Many games are available at no charge at NFL.com. I watched the last few Super Bowls on my laptop at the NFL streaming homepage. The NFL Game Pass gives you access to pre-season games live, and replays of all other games.
For the live streams of every game, you can order the NFL Sunday Ticket from DirecTV without a satellite subscription. Depending on where you live, you may have another option with NFLSundayTicket.TV.
The NBA League Pass goes for $99 per season, and gives you full access to stream all NBA games.
Major League Baseball offers streaming at MLB.TV. For $121.99 per year, you can watch every out-of-market game for the seasons. MLB.TV single team seasons cost $93.99, but there are some blackout markets, so every game for every team may not be available.
NCAA College Sports
Check out this detailed article on options to watch college sports without cable TV.
If you prefer your sports to include tables, ladders, and chairs, WWE Network brings your favorite sports entertainment broadcasts to your living room for $9.99 per month.
WWE Network includes live access to Monday Night Raw, SmackDown!, all pay-per-views, and a library of reruns and WWE specials.
Don’t Forget an Old Fashioned Antenna
While Digital TV has replaced rabbit ears with funny looking black boxes, antennas offer free access to major broadcast networks like NBC, CBS, ABC, Fox, and The CW.
Analog TV gave people with poor reception a fuzzy signal, but digital is more of an all-or-nothing proposition. If you want to use an antenna as part of your plan to replace cable, try it out before you cancel your cable to make sure you actually get the channels you expect.
Even the most popular digital TV antennas on Amazon are affordable, so this is something you can try out easily and on budget.

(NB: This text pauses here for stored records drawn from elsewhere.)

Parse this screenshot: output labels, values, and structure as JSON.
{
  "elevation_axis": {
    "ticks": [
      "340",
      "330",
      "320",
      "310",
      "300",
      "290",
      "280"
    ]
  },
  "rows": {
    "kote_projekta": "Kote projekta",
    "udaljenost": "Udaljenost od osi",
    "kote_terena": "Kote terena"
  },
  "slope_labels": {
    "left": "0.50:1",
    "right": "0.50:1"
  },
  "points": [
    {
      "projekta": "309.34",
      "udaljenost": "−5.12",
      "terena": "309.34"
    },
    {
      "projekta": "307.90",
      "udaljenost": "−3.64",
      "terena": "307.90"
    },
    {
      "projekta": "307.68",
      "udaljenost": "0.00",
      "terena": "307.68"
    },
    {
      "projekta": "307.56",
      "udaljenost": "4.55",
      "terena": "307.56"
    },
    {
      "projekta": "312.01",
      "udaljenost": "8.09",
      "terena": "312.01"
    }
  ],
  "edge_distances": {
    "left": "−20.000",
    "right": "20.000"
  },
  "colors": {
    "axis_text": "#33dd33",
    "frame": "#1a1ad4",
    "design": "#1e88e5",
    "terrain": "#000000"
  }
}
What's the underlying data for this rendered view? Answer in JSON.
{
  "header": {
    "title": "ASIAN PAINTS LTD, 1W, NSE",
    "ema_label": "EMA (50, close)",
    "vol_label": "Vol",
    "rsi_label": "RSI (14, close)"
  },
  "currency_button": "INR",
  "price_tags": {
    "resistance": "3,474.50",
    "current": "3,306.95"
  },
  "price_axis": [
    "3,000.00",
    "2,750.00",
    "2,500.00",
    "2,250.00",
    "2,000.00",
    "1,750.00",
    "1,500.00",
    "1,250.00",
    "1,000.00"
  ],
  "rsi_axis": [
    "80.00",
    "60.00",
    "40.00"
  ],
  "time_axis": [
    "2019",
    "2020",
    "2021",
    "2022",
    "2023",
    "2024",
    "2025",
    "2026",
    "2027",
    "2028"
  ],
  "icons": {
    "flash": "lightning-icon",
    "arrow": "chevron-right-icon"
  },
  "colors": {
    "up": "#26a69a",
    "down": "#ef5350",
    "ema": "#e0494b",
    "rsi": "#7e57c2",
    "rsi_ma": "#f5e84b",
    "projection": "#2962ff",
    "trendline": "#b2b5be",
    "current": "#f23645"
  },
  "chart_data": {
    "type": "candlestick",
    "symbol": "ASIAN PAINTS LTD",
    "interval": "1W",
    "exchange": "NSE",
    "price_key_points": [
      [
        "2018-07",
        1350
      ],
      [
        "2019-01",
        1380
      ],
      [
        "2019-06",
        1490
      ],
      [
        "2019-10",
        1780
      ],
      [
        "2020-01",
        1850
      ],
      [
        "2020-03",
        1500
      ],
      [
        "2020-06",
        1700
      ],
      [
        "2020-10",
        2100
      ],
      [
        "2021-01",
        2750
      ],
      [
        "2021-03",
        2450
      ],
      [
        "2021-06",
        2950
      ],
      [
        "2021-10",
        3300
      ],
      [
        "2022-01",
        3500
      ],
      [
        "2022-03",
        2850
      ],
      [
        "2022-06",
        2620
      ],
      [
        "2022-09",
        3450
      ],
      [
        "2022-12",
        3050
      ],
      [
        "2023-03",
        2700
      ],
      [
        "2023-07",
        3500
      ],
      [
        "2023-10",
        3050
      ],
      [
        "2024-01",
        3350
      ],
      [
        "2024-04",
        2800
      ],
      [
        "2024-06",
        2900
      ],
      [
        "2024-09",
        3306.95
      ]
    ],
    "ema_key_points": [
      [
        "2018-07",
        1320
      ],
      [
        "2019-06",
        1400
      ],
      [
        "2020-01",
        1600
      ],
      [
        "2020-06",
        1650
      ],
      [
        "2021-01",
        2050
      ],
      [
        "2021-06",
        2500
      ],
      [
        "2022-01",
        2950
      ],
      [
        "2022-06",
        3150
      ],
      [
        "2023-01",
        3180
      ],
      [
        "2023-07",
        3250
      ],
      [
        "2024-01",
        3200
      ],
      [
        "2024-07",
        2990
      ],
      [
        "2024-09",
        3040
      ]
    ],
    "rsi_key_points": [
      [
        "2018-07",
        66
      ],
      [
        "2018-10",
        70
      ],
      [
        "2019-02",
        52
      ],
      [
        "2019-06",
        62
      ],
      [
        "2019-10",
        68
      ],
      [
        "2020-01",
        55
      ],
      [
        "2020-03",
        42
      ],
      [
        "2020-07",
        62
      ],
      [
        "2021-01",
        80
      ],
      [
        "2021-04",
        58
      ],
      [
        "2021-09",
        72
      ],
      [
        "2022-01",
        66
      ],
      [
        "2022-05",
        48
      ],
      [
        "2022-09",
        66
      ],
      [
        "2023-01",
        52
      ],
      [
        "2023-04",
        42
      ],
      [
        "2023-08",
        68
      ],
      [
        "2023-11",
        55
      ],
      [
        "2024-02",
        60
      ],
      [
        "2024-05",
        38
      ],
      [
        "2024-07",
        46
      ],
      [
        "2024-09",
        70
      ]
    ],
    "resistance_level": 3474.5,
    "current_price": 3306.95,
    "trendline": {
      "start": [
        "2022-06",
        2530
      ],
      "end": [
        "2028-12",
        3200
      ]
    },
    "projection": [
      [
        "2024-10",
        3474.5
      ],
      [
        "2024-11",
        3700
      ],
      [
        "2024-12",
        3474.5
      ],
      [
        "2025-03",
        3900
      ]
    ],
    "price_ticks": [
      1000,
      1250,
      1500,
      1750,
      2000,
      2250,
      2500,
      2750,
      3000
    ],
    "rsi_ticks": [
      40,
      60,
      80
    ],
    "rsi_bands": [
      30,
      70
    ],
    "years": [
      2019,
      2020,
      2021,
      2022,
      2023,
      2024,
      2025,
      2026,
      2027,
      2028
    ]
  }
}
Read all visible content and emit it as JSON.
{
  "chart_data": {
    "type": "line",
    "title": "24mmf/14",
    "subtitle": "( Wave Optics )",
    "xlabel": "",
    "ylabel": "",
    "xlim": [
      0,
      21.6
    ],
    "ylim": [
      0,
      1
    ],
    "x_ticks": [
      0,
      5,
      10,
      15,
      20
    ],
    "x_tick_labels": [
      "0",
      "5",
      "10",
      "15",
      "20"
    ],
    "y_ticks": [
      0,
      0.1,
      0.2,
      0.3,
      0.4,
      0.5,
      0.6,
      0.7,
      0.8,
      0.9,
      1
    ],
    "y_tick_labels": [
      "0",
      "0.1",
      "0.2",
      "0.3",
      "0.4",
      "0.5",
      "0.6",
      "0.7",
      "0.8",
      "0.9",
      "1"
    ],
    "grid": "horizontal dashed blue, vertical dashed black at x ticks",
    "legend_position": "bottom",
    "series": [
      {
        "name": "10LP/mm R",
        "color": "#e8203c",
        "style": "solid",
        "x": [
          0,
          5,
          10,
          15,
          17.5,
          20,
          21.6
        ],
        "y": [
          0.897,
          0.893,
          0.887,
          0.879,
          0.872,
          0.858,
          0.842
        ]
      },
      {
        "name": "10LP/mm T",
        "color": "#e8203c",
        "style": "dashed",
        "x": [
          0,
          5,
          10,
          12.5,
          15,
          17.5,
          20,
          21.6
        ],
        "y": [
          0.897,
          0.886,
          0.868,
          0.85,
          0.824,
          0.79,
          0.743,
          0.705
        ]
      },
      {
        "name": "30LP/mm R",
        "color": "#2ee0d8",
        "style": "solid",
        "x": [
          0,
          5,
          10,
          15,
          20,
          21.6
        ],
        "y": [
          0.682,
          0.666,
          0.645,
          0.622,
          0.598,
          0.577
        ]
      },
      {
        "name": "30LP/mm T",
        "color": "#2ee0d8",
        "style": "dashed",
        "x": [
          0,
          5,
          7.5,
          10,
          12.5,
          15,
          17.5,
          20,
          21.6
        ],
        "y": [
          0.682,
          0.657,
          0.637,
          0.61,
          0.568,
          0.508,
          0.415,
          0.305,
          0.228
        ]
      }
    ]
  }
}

So far we can’t think of any downside to owning an antenna – they’re cheap, useful, and they don’t really take up much space at all.
Cutting the Cord is Easier Than Ever
I was a pioneer when I cut the cord in January 2011. There were few streaming options at that point beyond Netflix and Hulu. However, modern cord cutters have many more options.
If you are holding out because of one or two favorite shows, look to see what they cost online. Most shows go for just a few dollars per episode, so you can still save big paying per episode compared to $70 or more per month for cable.
If you decide to mix and match a couple of services, for example Netflix and HBO Now, you will still pay a heck of a lot less than companies like Comcast and Charter charge for the privilege. Plus, you never have to deal with their terrible customer service again!
I was paying $70 per month for cable when I cut the cord, and have since enjoyed 65 months of online streaming bliss, which saved me $4,550 (and counting). Even after the cost of Netflix (my only paid streaming service), I am still saving $64 per month.
So what are you waiting for? It’s time to get saving.